Twenty Twenty is an upcoming exhibition of works on paper rolled out sequentially over the course of five months that presents the work of seven artists whose work is based on photographic imagery. This exhibition was conceived of in 2019 to document and respond to the 2020 election season and was originally scheduled to open in June 2020. With The Aldrich Contemporary Art Museum’s temporary closure from early March to the end of June due to the COVID-19 pandemic, the exhibition was pushed to run from October 12, 2020 through March 14, 2021.
2020 has been historic year and the work being created by the artists now reflects their lived experience through a landmark election year, a global pandemic, and a national reckoning with systemic racial injustice and police brutality. The exhibition asks the question can a ‘slow’ museum exhibition actively participate in democracy amidst the cacophony of Tweets and abbreviated news app headlines via a medium that moves no faster that the speed of a human hand pushing a pencil?
Twenty Twenty is not only a year, but also a term that describes meeting a standard of visual acuity. Embedded in its meaning is its opposite: a lack of proper focus and perceptual distortion. As the 2020 presidential election looms, the majority of Americans are bracing for a year of both extreme political posturing and an over-stimulating media environment. Most agree that the stakes of the 2020 election are high, and the issues that are central to the debate will affect the country for a generation and beyond.

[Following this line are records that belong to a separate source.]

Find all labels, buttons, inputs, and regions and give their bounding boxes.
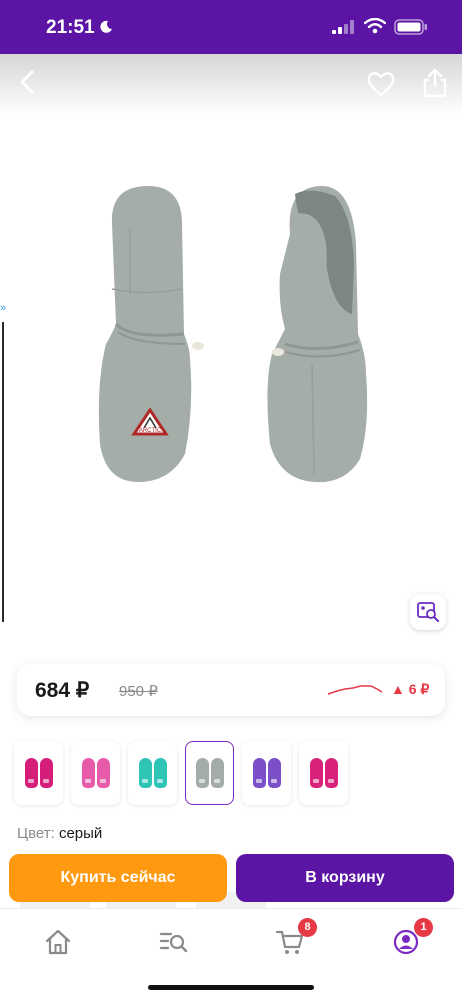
color-variant[interactable] bbox=[128, 741, 177, 805]
variant-thumbnail bbox=[153, 758, 167, 788]
wifi-icon bbox=[364, 18, 386, 34]
variant-thumbnail bbox=[24, 758, 38, 788]
color-variant[interactable] bbox=[185, 741, 234, 805]
status-bar: 21:51 bbox=[0, 0, 462, 54]
old-price: 950 ₽ bbox=[119, 683, 158, 700]
nav-home[interactable] bbox=[43, 927, 73, 957]
price-change: ▲ 6 ₽ bbox=[391, 681, 429, 698]
visual-search-button[interactable] bbox=[410, 594, 446, 630]
variant-thumbnail bbox=[138, 758, 152, 788]
variant-thumbnail bbox=[252, 758, 266, 788]
gallery-arrow-icon: » bbox=[0, 302, 7, 314]
variant-thumbnail bbox=[195, 758, 209, 788]
price-trend-sparkline[interactable] bbox=[327, 682, 383, 696]
signal-icon bbox=[332, 20, 354, 34]
nav-cart[interactable]: 8 bbox=[275, 918, 317, 957]
color-variant[interactable] bbox=[71, 741, 120, 805]
image-search-icon bbox=[417, 602, 439, 622]
price-card: 684 ₽ 950 ₽ ▲ 6 ₽ bbox=[17, 664, 445, 716]
gallery-edge bbox=[0, 322, 4, 622]
color-variant[interactable] bbox=[299, 741, 348, 805]
cart-badge: 8 bbox=[298, 918, 317, 937]
catalog-search-icon bbox=[159, 932, 188, 953]
battery-icon bbox=[394, 19, 427, 35]
share-icon[interactable] bbox=[422, 68, 448, 98]
profile-badge: 1 bbox=[414, 918, 433, 937]
variant-thumbnail bbox=[210, 758, 224, 788]
color-label: Цвет: bbox=[17, 825, 55, 842]
variant-thumbnail bbox=[267, 758, 281, 788]
nav-profile[interactable]: 1 bbox=[391, 918, 433, 957]
color-variant[interactable] bbox=[14, 741, 63, 805]
up-triangle-icon: ▲ bbox=[391, 681, 405, 697]
variant-thumbnail bbox=[96, 758, 110, 788]
back-arrow-icon[interactable] bbox=[14, 68, 42, 96]
buy-now-button[interactable]: Купить сейчас bbox=[9, 854, 227, 902]
color-variant[interactable] bbox=[242, 741, 291, 805]
price-change-value: 6 ₽ bbox=[408, 681, 430, 697]
color-info: Цвет: серый bbox=[17, 825, 102, 842]
variant-thumbnail bbox=[81, 758, 95, 788]
home-indicator bbox=[148, 985, 314, 990]
variant-thumbnail bbox=[309, 758, 323, 788]
variant-thumbnail bbox=[324, 758, 338, 788]
product-photo-mittens: ARCTIC bbox=[98, 186, 368, 483]
heart-icon[interactable] bbox=[366, 70, 396, 98]
current-price: 684 ₽ bbox=[35, 679, 90, 702]
color-value: серый bbox=[58, 825, 103, 842]
product-image-area[interactable]: » ARCTIC bbox=[0, 54, 462, 654]
variant-thumbnail bbox=[39, 758, 53, 788]
status-time: 21:51 bbox=[46, 17, 95, 38]
moon-icon bbox=[100, 20, 112, 33]
color-variants bbox=[14, 741, 454, 807]
nav-catalog[interactable] bbox=[158, 927, 188, 957]
add-to-cart-button[interactable]: В корзину bbox=[236, 854, 454, 902]
home-icon bbox=[45, 929, 71, 955]
brand-badge-text: ARCTIC bbox=[139, 428, 162, 434]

With digital media shortening the news cycle to seconds, it would seem an impossibility for the show and reflective media of
drawing to add to the political and social dialogue that the election year will engender. What can the laborious, hand-production of images add to visual culture when digital screen refresh rates are less than a millisecond? The answer lies in intent and the nature of specific media: images on Instagram, the most ubiquitous image-relaying platform, are mostly posted for attention rather than conveying serious information, and the ease and frequency of uploading on the networking service does not promote sustained thoughtfulness. An image created by hand on paper suggests deliberation and perhaps more importantly, responsibility.
Artists participating in the exhibition include Marti Cormand (Brooklyn, NY), Oasa DuVerney (Brooklyn, NY), Judith Eisler
(Vienna, Austria and Warren, CT), Andy Mister (Beacon, NY), William Powhida (Brooklyn, NY), Gil Scullion (Middletown, CT),
and Diana Shpungin (Brooklyn, NY). The artists will be adding works to the exhibition in early December and early February
creating a platform for response throughout the exhibition.
Following key moments in the election cycle, the final installation of the exhibition will reflect the proceeding years’ political and social experiences through the lens of these artists’ lived experiences. The Aldrich has commissioned the seven artists to create the work for this exhibition.
The exhibition will be accompanied by a newspaper, published in two editions, that will bookend the exhibition. Organized by Richard Klein, Exhibitions Director, The Aldrich Contemporary Art Museum.